TEMPO.CO, Jakarta - Direktur Eksekutif Center for Indonesia Taxation Analysis (CITA) Yustinus Prastowo mengusulkan agar batasan pengenaan bea masuk untuk barang bawaan dari luar negeri dinaikan 10 kali l;pat, menjadi 2.500 dolar AS per individu dan 10.000 dolar AS per keluarga.
Yustinus menilai batasan nilai pabean yang berlaku saat ini yaitu 250 dolar AS per individu dan 1000 dolar AS per keluarga terlalu rendah.Yustinus menilai sudah saatnya batasan nilai pabean tersebut ditinjau kembali.
“Sudah saatnya ditinjau kembali seiring dengan inflasi, tingkat pendapatan dan penyesuaian daya beli masyarakat,” kata dia kepada Tempo, Minggu, 17 September 2017.
Simak: Viral, Video Penumpang Pesawat Bertas Mahal Ditagih Bea Masuk
Yustinus mengatakan, dengan menaikan batas pabean barang dari luar negeri akan mendorong konsumsi masyarakat. “Untuk mendorong konsumsi baiknya ambang batas masuknya disesuaikan. Karena batasnya sudah tidak masuk akal sebenarnya dengan kondisi sekarang,” kata dia.
Yustinus mengatakan Peraturan Menteri Keuangan Nomor 188 Tahun 2010 mengenai impor barang yang dibawa oleh penumpang memang sudah lama ada, namun kurang sosialisasi. “Mungkin penegakan hukum juga kemarin tidak menjadi fokus,” kata dia.
Direktur Jenderal Bea dan Cukai Kementerian Keuangan Heru Pambudi juga mengatakan aturan itu sudah ada sejak lama. Bahkan, menurut dia, telah dilakukan sosialisasi untuk mengenalkan PMK nomor 188 tahun 2010 tentang Impor Barang yang Dibawa oleh penumpang itu.

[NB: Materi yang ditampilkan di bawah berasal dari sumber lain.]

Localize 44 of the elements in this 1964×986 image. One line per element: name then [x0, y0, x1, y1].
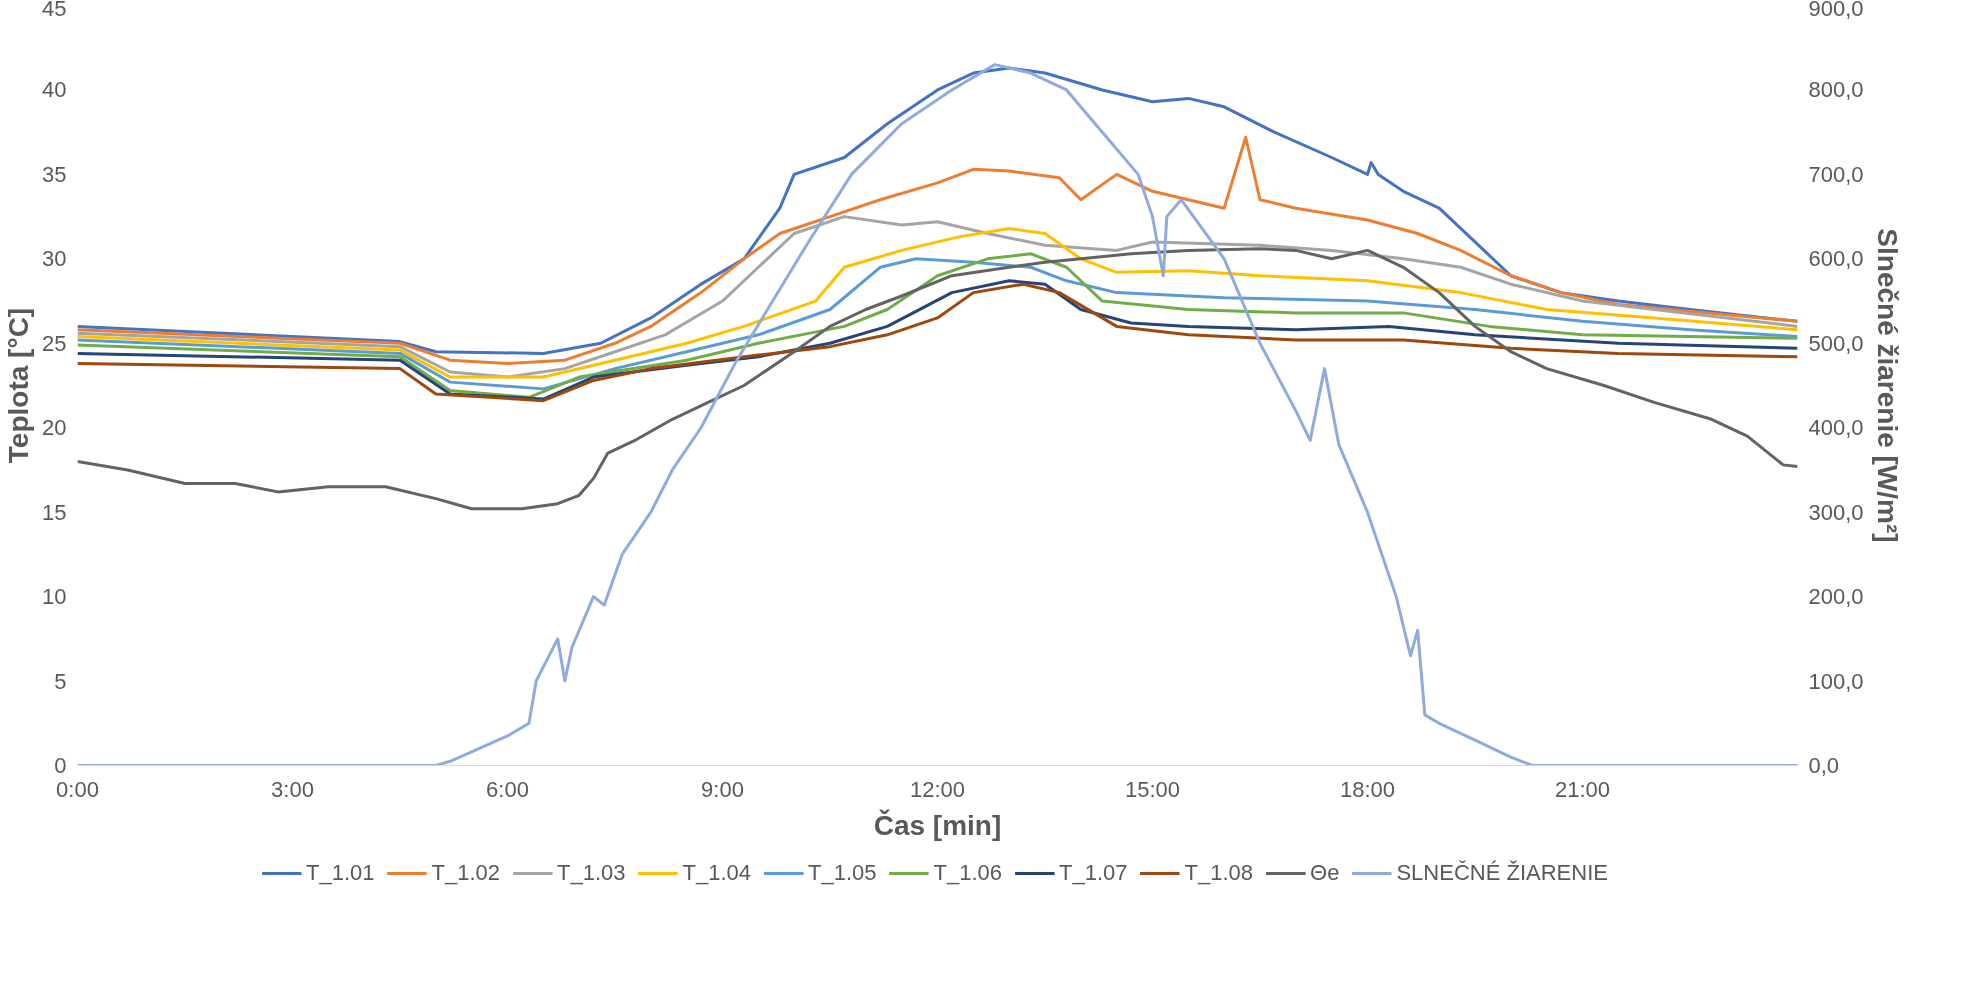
y-tick-label: 0: [54, 753, 67, 778]
x-tick-label: 15:00: [1124, 776, 1181, 802]
x-tick-label: 0:00: [56, 776, 99, 802]
y-tick-label: 15: [42, 499, 67, 525]
y2-tick-label: 700,0: [1808, 161, 1864, 187]
legend-label: Θe: [1310, 860, 1340, 886]
legend-label: T_1.03: [557, 860, 626, 886]
y-tick-label: 30: [42, 246, 67, 272]
y-tick-label: 40: [42, 77, 67, 103]
x-tick-label: 21:00: [1554, 776, 1611, 802]
y2-tick-label: 900,0: [1808, 0, 1864, 21]
y2-tick-label: 0,0: [1808, 753, 1840, 778]
legend-label: T_1.01: [306, 860, 375, 886]
legend-label: T_1.04: [682, 860, 752, 886]
y2-tick-label: 300,0: [1808, 499, 1864, 525]
legend-label: T_1.02: [431, 860, 501, 886]
y2-tick-label: 400,0: [1808, 415, 1864, 441]
y-tick-label: 35: [42, 161, 67, 187]
x-tick-label: 6:00: [486, 776, 529, 802]
x-tick-label: 18:00: [1339, 776, 1396, 802]
y2-tick-label: 100,0: [1808, 668, 1864, 694]
x-tick-label: 9:00: [701, 776, 744, 802]
legend-label: T_1.06: [933, 860, 1003, 886]
x-tick-label: 12:00: [909, 776, 966, 802]
y2-tick-label: 500,0: [1808, 330, 1864, 356]
y-tick-label: 10: [42, 584, 67, 610]
legend-label: T_1.05: [808, 860, 877, 886]
y-tick-label: 25: [42, 330, 67, 356]
y-tick-label: 20: [42, 415, 67, 441]
y2-tick-label: 600,0: [1808, 246, 1864, 272]
y2-axis-title: Slnečné žiarenie [W/m²]: [1871, 228, 1903, 543]
y2-tick-label: 200,0: [1808, 584, 1864, 610]
line-series: [77, 247, 1798, 511]
line-series: [77, 63, 1798, 766]
line-series: [77, 135, 1798, 366]
y-tick-label: 5: [54, 668, 67, 694]
x-tick-label: 3:00: [271, 776, 314, 802]
legend-label: T_1.08: [1184, 860, 1254, 886]
y-tick-label: 45: [42, 0, 67, 21]
y-axis-title: Teplota [°C]: [3, 307, 35, 464]
legend-label: T_1.07: [1059, 860, 1128, 886]
y2-tick-label: 800,0: [1808, 77, 1864, 103]
legend-label: SLNEČNÉ ŽIARENIE: [1396, 860, 1608, 886]
x-axis-title: Čas [min]: [873, 808, 1002, 841]
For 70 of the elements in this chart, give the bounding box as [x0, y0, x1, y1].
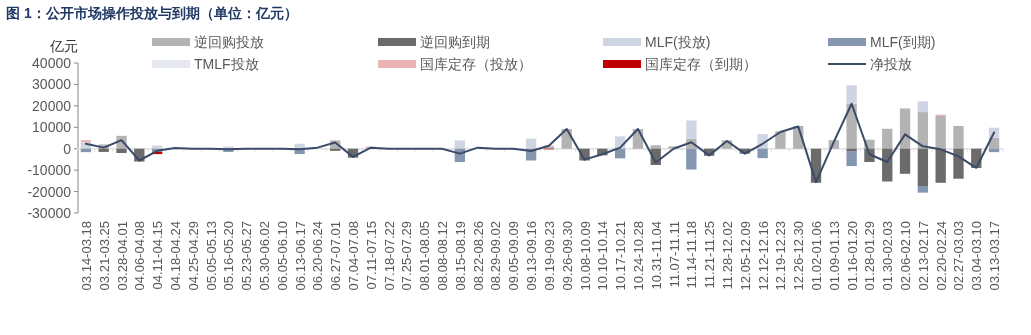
x-tick-label: 07.04-07.08 [346, 221, 362, 291]
x-tick-label: 07.25-07.29 [399, 221, 415, 291]
y-tick-label: 30000 [32, 76, 72, 93]
x-tick-label: 06.13-06.17 [292, 221, 308, 291]
x-tick-label: 08.22-08.26 [470, 221, 486, 291]
y-tick-label: -10000 [27, 162, 72, 179]
x-tick-label: 03.28-04.01 [114, 221, 130, 291]
x-tick-label: 08.29-09.02 [488, 221, 504, 291]
x-tick-label: 09.26-09.30 [559, 221, 575, 291]
x-tick-label: 02.20-02.24 [933, 221, 949, 291]
legend-label: 国库定存（到期） [645, 56, 757, 72]
x-tick-label: 08.01-08.05 [417, 221, 433, 291]
x-tick-label: 11.14-11.18 [684, 221, 700, 289]
legend-label: TMLF投放 [194, 56, 259, 72]
x-tick-label: 03.13-03.17 [987, 221, 1003, 291]
x-tick-label: 10.08-10.09 [577, 221, 593, 291]
x-tick-label: 11.07-11.11 [666, 221, 682, 288]
x-tick-label: 11.28-12.02 [719, 221, 735, 290]
y-tick-label: 40000 [32, 55, 72, 71]
x-tick-label: 12.19-12.23 [773, 221, 789, 291]
legend-label: 净投放 [870, 56, 912, 72]
x-tick-label: 07.18-07.22 [381, 221, 397, 291]
x-tick-label: 04.11-04.15 [150, 221, 166, 290]
legend-label: MLF(到期) [870, 34, 936, 50]
x-tick-label: 01.09-01.13 [826, 221, 842, 291]
y-tick-label: 10000 [32, 119, 72, 136]
x-tick-label: 02.27-03.03 [951, 221, 967, 291]
x-tick-label: 05.05-05.13 [203, 221, 219, 291]
x-tick-label: 06.20-06.24 [310, 221, 326, 291]
x-tick-label: 09.19-09.23 [541, 221, 557, 291]
x-tick-label: 11.21-11.25 [702, 221, 718, 289]
x-tick-label: 10.31-11.04 [648, 221, 664, 290]
x-tick-label: 10.10-10.14 [595, 221, 611, 291]
x-tick-label: 02.13-02.17 [915, 221, 931, 291]
x-tick-label: 01.28-01.29 [862, 221, 878, 291]
y-axis-title: 亿元 [49, 38, 78, 54]
x-tick-label: 12.05-12.09 [737, 221, 753, 291]
x-tick-label: 08.08-08.12 [435, 221, 451, 291]
x-tick-label: 03.14-03.18 [78, 221, 94, 291]
x-tick-label: 01.30-02.03 [880, 221, 896, 291]
x-tick-label: 10.17-10.21 [613, 221, 629, 291]
x-tick-label: 10.24-10.28 [630, 221, 646, 291]
x-tick-label: 01.02-01.06 [809, 221, 825, 291]
y-tick-label: 20000 [32, 97, 72, 114]
x-tick-label: 02.06-02.10 [898, 221, 914, 291]
x-tick-label: 12.26-12.30 [791, 221, 807, 291]
x-tick-label: 08.15-08.19 [452, 221, 468, 291]
x-tick-label: 05.23-05.27 [239, 221, 255, 291]
y-tick-label: -20000 [27, 183, 72, 200]
x-tick-label: 01.16-01.20 [844, 221, 860, 291]
x-tick-label: 06.05-06.10 [274, 221, 290, 291]
x-tick-label: 05.16-05.20 [221, 221, 237, 291]
legend-label: 逆回购投放 [194, 34, 264, 50]
x-tick-label: 04.25-04.29 [185, 221, 201, 291]
x-tick-label: 07.11-07.15 [363, 221, 379, 290]
x-tick-label: 04.18-04.24 [167, 221, 183, 291]
legend-label: 逆回购到期 [420, 34, 490, 50]
x-tick-label: 05.30-06.02 [256, 221, 272, 291]
chart-title: 图 1：公开市场操作投放与到期（单位：亿元） [6, 5, 298, 21]
y-tick-label: -30000 [27, 205, 72, 221]
x-tick-label: 09.13-09.16 [524, 221, 540, 291]
x-tick-label: 12.12-12.16 [755, 221, 771, 291]
x-tick-label: 06.27-07.01 [328, 221, 344, 291]
y-tick-label: 0 [63, 140, 72, 157]
legend-label: 国库定存（投放） [420, 56, 532, 72]
x-tick-label: 09.05-09.09 [506, 221, 522, 291]
x-tick-label: 03.21-03.25 [96, 221, 112, 291]
x-tick-label: 03.04-03.10 [969, 221, 985, 291]
x-tick-label: 04.06-04.08 [132, 221, 148, 291]
legend-label: MLF(投放) [645, 34, 711, 50]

“Sudah ada talkshow di radio, acara televisi, penjelasan melalui media sosial, hingga aplikasi di Android mengenai cara menghitung bea masuk untuk barang penumpang,” ujar Heru.
Sebelumnya, sempat viral sedikitnya dua video dan berita acara mengenai penarikan bea masuk penumpang yang membawa tas bermerek dengan harga di atas 250 dolar AS oleh petugas Ditjen Bea Cukai.
Dalam salah satu video, tampak petugas bea cukai Bandara Soekarno-Hatta memeriksa dua orang penumpang warga negara Indonesia yang datang dari Singapura. Mereka membawa sebuah tas bermerek yang masih terbungkus rapi.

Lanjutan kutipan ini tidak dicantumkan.